UDI hatte unter anderem in defizitäre Biogasanlagen investiert. Mittlerweile sind zahlreiche UDI-Gesellschaften pleite, Anlegerinnen und Anleger haben Millionen verloren. / Foto: UDI

  Anleihen / AIF, Wachhund

Ex-UDI-Geschäftsführer muss Schadenersatz zahlen – so riskant sind Nachrangdarlehen

Das Oberlandesgericht Dresden hat einen ehemaligen Geschäftsführer der Nürnberger Erneuerbare-Energien-Gruppe UDI zur Zahlung von Schadenersatz an Anlegerinnen und Anleger verurteilt, die 2012 und 2013 sogenannte „Festzins“-Nachrangdarlehen von UDI gezeichnet hatten. Und das Gericht findet deutliche Worte für Anbieter solcher Finanzprodukte.

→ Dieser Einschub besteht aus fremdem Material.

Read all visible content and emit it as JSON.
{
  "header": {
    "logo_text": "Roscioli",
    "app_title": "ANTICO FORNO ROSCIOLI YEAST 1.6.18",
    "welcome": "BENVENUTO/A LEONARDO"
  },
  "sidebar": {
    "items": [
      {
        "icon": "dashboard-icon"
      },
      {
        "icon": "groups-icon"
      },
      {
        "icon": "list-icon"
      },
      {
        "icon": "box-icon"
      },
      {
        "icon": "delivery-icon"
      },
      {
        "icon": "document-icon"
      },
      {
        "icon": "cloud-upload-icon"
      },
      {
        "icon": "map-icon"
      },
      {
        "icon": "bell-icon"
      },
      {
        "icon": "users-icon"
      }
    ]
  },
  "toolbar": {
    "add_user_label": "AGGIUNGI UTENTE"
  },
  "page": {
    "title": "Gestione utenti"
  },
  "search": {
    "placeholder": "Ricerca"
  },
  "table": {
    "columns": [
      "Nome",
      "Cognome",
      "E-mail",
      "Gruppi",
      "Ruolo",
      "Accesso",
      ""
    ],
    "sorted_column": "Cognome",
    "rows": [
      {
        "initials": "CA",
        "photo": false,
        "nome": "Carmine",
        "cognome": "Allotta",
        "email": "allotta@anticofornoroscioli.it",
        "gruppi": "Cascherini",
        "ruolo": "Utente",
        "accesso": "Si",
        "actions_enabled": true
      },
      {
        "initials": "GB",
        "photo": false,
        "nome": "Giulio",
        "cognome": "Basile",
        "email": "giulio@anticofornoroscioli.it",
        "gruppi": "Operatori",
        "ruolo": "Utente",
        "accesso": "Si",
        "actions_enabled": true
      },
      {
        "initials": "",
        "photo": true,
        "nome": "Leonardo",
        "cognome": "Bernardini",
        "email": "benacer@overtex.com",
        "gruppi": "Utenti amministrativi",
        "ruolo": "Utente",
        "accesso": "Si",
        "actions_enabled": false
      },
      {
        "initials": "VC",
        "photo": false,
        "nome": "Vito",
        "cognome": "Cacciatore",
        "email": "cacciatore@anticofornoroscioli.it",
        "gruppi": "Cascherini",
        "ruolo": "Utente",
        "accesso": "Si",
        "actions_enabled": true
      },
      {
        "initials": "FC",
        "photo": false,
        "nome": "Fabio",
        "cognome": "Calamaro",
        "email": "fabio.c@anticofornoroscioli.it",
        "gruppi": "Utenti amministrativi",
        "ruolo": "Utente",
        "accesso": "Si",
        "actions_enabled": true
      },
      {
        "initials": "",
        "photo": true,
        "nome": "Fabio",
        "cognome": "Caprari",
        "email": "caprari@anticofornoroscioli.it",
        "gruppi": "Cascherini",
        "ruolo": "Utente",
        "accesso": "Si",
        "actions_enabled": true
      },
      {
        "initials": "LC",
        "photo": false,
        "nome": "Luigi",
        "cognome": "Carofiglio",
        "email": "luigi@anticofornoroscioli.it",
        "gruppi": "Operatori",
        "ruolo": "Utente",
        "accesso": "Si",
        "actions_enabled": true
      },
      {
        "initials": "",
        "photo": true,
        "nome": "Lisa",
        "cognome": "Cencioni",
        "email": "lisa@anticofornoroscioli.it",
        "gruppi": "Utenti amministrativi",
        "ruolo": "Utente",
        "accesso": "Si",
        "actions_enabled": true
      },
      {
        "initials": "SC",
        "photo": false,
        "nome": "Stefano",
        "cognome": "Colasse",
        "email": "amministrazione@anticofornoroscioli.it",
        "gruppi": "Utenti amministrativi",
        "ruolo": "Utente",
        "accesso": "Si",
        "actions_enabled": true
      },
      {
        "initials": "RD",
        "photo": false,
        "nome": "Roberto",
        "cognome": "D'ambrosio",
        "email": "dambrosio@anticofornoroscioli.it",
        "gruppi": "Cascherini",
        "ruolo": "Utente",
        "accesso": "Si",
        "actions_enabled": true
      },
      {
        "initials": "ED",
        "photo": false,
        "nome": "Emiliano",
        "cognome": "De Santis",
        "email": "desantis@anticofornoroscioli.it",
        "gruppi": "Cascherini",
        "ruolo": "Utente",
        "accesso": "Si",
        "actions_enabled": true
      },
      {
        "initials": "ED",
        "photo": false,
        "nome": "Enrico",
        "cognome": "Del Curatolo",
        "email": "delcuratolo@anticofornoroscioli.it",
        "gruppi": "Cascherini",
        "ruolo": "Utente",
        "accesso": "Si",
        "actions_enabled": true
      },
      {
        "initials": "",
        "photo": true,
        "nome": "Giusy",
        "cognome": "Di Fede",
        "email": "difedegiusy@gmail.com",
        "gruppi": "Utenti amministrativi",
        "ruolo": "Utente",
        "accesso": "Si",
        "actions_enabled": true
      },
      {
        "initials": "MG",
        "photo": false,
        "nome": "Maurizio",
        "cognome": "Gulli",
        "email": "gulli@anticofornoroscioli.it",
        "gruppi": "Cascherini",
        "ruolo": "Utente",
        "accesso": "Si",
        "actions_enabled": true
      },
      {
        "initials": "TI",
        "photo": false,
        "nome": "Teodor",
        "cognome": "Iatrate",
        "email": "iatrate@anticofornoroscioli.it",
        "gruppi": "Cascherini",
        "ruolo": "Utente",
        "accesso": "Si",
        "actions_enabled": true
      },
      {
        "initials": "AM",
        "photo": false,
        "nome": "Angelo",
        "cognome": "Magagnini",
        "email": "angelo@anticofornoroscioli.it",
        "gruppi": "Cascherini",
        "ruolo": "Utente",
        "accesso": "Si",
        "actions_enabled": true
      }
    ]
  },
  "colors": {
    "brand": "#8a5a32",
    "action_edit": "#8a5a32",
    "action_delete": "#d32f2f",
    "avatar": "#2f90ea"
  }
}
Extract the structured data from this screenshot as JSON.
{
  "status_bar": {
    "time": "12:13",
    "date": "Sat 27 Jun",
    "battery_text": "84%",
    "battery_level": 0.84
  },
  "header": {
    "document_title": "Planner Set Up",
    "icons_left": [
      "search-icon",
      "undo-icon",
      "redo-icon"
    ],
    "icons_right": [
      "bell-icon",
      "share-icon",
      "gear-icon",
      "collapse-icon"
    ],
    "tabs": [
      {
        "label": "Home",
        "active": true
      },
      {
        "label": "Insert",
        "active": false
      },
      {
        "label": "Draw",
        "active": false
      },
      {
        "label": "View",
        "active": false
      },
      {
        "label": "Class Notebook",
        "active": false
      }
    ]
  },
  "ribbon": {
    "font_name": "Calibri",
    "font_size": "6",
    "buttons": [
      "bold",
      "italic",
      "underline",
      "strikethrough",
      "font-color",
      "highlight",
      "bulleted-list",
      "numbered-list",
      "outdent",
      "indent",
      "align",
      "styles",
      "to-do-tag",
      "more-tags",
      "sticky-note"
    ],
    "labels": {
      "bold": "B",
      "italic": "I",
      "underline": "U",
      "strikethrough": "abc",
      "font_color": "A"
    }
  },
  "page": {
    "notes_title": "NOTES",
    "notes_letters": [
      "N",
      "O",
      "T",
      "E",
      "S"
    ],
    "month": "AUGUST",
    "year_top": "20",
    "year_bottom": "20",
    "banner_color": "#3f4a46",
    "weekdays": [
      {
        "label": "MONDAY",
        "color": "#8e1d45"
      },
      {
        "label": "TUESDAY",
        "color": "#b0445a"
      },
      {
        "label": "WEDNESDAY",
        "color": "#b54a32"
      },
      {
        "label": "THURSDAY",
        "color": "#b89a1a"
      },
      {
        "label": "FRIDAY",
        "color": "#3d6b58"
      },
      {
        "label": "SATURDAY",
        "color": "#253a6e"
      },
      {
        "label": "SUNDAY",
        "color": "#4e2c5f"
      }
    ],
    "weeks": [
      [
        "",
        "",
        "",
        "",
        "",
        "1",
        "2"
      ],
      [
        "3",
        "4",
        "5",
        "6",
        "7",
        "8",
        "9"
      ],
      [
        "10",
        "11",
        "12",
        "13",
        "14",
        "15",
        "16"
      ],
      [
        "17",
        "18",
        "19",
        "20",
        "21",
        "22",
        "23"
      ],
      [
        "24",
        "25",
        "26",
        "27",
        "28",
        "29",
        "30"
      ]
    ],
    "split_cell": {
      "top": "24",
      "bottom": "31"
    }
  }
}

Die Anlegerplattform Investmentcheck.de hat ECOreporter Abschriften von zwei Dresdener Gerichtsurteilen zukommen lassen (Aktenzeichen 8 U 493/23 und 8 U 536/23). Aus diesen geht hervor, dass ein (in den Abschriften nicht namentlich genannter) ehemaliger Geschäftsführer der UDI-Gruppe Schadenersatz wegen Mängeln in den von ihm verantworteten Verkaufsprospekten zweier Nachrangdarlehen zu leisten hat, die von mittlerweile insolventen UDI-Gesellschaften angeboten wurden.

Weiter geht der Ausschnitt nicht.